I’m ready for “Friendsmas” to take off in the way that “Friendsgiving” has over the past few years. It’s a comforting prospect, gathering with the people of your choosing to celebrate the season. But even when it’s for the people you love most, holiday entertaining is notoriously fraught. Budgets are tight. The grocery stores are insane this time of year. Everything seems to be covered in sprinkles and frosting.
That’s why this oxtail ragù with buttery orzo is perfect for winter dinner parties. It’s a "set it and forget it" kind of dish that has all the hallmarks of a good meal: cheese, carbs, wine-stewed meat.
I’ve been making it for the last few years and found that it’s hearty enough that – when paired with a simple salad and crusty bread – it makes for a full meal. It’s comfort food for the people around whom you are most comfortable. Merry Friendsmas and all that.
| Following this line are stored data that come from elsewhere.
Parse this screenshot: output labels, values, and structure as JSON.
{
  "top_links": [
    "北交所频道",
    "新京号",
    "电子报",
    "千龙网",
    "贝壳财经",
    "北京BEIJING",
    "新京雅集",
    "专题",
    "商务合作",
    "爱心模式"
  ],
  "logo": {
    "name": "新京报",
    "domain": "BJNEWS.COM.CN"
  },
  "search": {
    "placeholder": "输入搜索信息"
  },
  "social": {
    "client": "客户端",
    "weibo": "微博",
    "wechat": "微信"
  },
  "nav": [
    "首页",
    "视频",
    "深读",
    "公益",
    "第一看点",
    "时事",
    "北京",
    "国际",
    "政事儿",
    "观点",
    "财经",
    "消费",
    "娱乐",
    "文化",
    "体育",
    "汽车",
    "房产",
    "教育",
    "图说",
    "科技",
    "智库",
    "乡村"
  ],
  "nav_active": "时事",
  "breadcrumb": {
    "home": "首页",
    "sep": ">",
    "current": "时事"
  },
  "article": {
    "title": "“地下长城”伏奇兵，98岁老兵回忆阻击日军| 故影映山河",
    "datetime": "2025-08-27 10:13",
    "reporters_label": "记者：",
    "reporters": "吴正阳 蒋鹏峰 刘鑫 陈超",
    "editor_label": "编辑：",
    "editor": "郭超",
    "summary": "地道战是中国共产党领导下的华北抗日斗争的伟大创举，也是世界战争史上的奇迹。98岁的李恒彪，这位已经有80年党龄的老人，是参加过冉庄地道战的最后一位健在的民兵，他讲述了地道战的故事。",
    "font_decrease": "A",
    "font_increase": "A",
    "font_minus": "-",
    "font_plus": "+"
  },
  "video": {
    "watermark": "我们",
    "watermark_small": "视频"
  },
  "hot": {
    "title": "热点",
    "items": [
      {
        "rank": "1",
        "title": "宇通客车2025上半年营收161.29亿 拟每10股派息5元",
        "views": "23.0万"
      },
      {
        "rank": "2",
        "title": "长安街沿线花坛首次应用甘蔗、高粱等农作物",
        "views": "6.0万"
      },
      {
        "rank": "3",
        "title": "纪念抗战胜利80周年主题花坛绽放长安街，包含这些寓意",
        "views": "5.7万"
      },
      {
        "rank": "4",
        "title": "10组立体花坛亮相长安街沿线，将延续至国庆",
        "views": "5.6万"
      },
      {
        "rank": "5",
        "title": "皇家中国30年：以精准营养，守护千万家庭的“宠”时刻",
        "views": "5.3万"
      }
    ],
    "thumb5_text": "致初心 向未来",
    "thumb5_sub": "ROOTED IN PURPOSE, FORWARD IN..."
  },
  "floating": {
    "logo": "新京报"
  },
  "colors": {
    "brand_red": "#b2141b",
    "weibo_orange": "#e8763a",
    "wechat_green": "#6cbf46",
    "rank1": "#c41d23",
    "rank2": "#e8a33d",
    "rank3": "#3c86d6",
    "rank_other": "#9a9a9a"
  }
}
Oxtail Ragù with Buttery Orzo
3 pounds oxtails
4 tablespoons extra virgin olive oil, divided
4 medium shallots
2 medium carrots, peeled
2 garlic cloves, finely chopped
2 ½ cups dry red wine (I like a Pinot Noir)
2 cups beef stock
2 teaspoons finely chopped rosemary
2 bay leaves
12 ounces of orzo (You can also pasta, but I'm partial to the texture of orzo in this dish)
3 tablespoons of butter
Parsley and grated parmesan to taste
- Pat oxtails dry with a paper towel and then generously salt and pepper them. Heat 2 tablespoons of extra virgin olive oil in a large pot — a stock pot works great for this — until it is slightly bubbling and then add the oxtails. Allow them to brown on one side for about 7 minutes; turn them over and allow them to brown for an additional 7-8 minutes. Remove from the pot and set aside.
- To the same pot, which should now be lightly coated with some nice brown bits from the oxtail, add the shallots and carrots, both of which have been finely chopped, and the remaining olive oil. Stir consistently until soft, about 6 minutes. Then add the garlic, stirring until fragrant and slightly brown, about 2 minutes.
- Return the oxtails to the pot and add the wine, stock, bay leaves, and rosemary. The oxtails should be completely submerged in the mixture, so top off with more stock or water if necessary. Bring to a gentle simmer and cover with a lid. Then allow the oxtails to cook; this is a waiting game kind of cooking situation. The first time I made this dish, I kept them simmering until I couldn’t wait any longer (a pathetic 2 ½ hours) and the meat was delicious, but not as “fall off the bone” succulent as I’d like. It seems about 4 hours on heat is this dish’s sweet spot, which is ideal. You can do other party prep while you wait!
- At that point, poke at the oxtails with a fork, and if you deem the meat to be sufficiently falling off the bone, remove the pot from heat. Once the oxtails are cool enough to handle, shred the meat from the bone and return them to the sauce. Discard the bones.
- Meanwhile, bring a pot of salted water to a boil. Cook orzo until slightly al dente — about 7 minutes. Strain, return to pot, and stir in the knobs of butter, plus salt and pepper to taste.
- From here, it’s all about plating. I like to serve the orzo on a platter, covered in the oxtail ragu and generously garnished with chopped fresh parsley. Make sure there is plenty of grated parmesan to go around. Red pepper flakes are a popular addition, too.